The symptoms of radiation-induced cardiovascular toxicity usually require a long incubation period to manifest (18,20,22,23,42,49-53) (Figure 1). It is believed that endothelial cell senescence results from DNA damage and oxidative stress caused by radiation is an initial key pathophysiologic step for development of radiation-induced cardiovascular toxicity (6). After exposure to IR, the damaged cells with double-stranded DNA breaks (DSBs) may continue to divide a limited number of times before undergoing mitotic or apoptotic cell death. Remarkably, malignant transformation and subsequent malignancies may occur years or decades after RT due to some DSBs-affected tumor suppressor genes and cell cycle signaling pathways (2,54).
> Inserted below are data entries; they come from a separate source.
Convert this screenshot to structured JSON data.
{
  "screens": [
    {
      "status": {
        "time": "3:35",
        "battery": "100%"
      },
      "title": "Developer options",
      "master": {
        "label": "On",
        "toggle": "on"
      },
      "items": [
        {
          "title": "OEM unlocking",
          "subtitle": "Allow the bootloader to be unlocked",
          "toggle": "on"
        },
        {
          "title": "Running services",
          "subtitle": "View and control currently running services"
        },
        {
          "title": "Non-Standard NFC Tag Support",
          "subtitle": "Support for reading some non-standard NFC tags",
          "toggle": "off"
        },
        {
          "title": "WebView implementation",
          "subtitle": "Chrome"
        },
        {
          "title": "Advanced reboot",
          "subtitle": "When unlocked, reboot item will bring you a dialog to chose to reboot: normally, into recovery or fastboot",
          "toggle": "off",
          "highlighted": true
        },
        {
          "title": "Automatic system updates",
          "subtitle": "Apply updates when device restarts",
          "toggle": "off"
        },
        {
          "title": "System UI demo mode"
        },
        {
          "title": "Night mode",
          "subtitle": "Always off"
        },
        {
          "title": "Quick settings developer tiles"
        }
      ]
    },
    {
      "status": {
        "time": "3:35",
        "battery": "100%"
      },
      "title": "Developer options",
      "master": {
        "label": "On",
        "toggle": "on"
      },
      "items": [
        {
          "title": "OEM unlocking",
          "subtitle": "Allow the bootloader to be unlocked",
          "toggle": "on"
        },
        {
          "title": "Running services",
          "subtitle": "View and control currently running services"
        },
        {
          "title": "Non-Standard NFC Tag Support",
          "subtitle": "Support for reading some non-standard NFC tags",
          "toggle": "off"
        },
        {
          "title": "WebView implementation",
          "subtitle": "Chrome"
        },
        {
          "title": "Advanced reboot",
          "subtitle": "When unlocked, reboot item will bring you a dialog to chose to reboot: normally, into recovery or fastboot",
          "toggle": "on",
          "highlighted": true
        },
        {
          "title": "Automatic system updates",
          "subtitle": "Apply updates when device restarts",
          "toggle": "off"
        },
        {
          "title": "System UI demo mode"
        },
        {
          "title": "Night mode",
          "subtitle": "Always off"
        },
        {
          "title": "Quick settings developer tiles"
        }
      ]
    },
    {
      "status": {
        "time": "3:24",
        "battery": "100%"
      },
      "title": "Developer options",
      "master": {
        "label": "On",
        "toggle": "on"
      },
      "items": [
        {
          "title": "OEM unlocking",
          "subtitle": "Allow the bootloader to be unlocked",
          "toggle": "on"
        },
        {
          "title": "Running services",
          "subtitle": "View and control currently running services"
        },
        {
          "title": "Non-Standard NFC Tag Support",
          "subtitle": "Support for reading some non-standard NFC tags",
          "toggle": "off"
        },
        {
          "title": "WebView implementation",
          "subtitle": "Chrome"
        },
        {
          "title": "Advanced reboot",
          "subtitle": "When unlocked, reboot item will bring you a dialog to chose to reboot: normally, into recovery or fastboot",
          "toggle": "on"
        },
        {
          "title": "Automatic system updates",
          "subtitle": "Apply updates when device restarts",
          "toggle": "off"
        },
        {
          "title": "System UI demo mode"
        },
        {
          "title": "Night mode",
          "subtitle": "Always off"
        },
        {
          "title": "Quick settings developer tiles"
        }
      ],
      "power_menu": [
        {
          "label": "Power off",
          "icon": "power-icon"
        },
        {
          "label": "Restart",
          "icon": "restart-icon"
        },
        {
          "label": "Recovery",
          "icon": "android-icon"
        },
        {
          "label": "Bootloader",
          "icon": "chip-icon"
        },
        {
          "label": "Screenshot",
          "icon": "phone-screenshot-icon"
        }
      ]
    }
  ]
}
Figure 1 Sequence of events and cardiovascular structures being affected after RT. Radiation-induced damaging effects on the heart tissue occur within seconds to decades after ionizing radiation (IR), causing acute or chronic cardiac diseases (18,28,30,31,42,49-53). A selection of the damaging effects and diagnosed cardiovascular toxicity are presented to the bottom of the timeline. CAD, coronary artery disease.

In addition, in response to cellular stress, insulin-like growth factor 1 receptor (IGF-1R) signaling cascade is activated and promotes accelerated senescence in irradiated endothelial cells (55). A decrease in nitric oxide bioavailability, premature senescence and mitochondrial dysfunction in endothelial cells resulted from oxidative stress lead to endothelial dysfunction and inflammatory changes in the radiation field (10).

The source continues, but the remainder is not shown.